Nancy O. wrote:
How do you handle this?
I'm EU-based, so I don't know how you would set it up from the USA. But this has caused enormous pain for small businesses in the UK selling digital goods to other parts of the EU. Although I'm VAT-registered, I don't sell digital goods within the EU. But I do buy digital goods from the USA and other parts of the world. Some non-EU companies simply ignore the legal obligation to charge VAT. Because I'm not being charged VAT, I don't worry about such companies. But their lawyers should probably worry because the penalties could be quite high if the European Commission decided to take them to court.

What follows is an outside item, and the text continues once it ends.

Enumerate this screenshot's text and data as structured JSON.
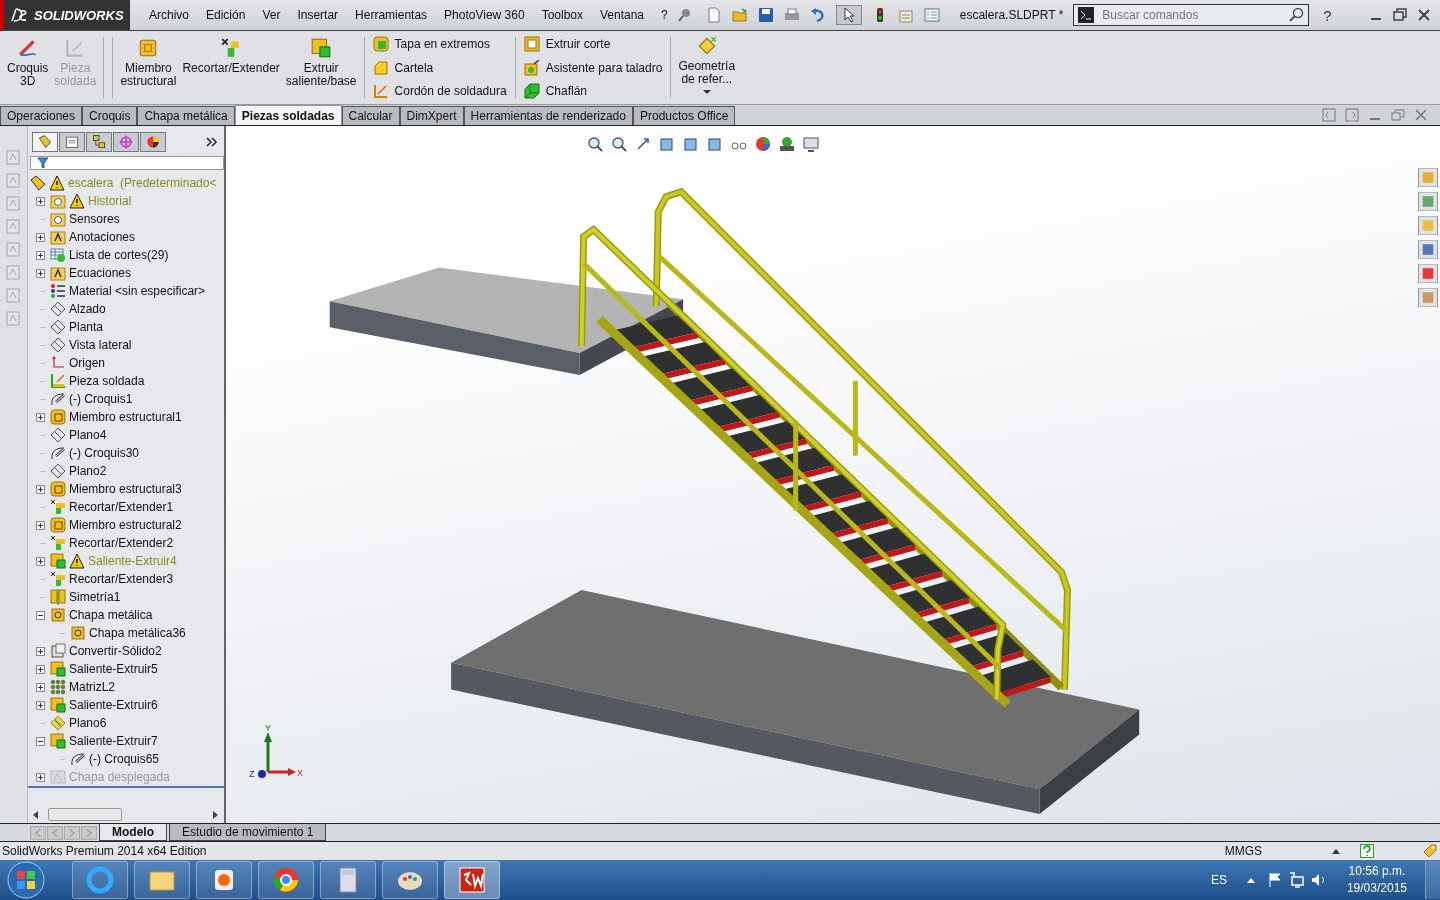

When I buy digital goods from a non-EU company that has registered, I still don't pay VAT. The vendor pays it instead under a system known as reverse charging. I simply supply my VAT registration number to the vendor. This avoids the need for me to pay the tax and then recover it from HMRC, the British tax authority. Although a non-EU entity can register in a single EU country for the purposes of administering the tax, the rate charged to the customer depends on the customer's country of residence. There are 28 members of the EU, and each charges its own rates on different categories of goods and services.
If your head isn't already spinning, it will be if you try to handle this yourself. I think it's probably best to try to find an agency that deals with this sort of transaction. As a consumer of digital supplies, I know that Digital River is capable of handling it. There must also be other organizations in the States that do so too.
<There are 28 members of the EU, and each charges its own rates on different categories of goods and services.>
I'm getting a sick headache .
Sent you a personal message. the message explains why.
Got it. And thanks much for your feedback.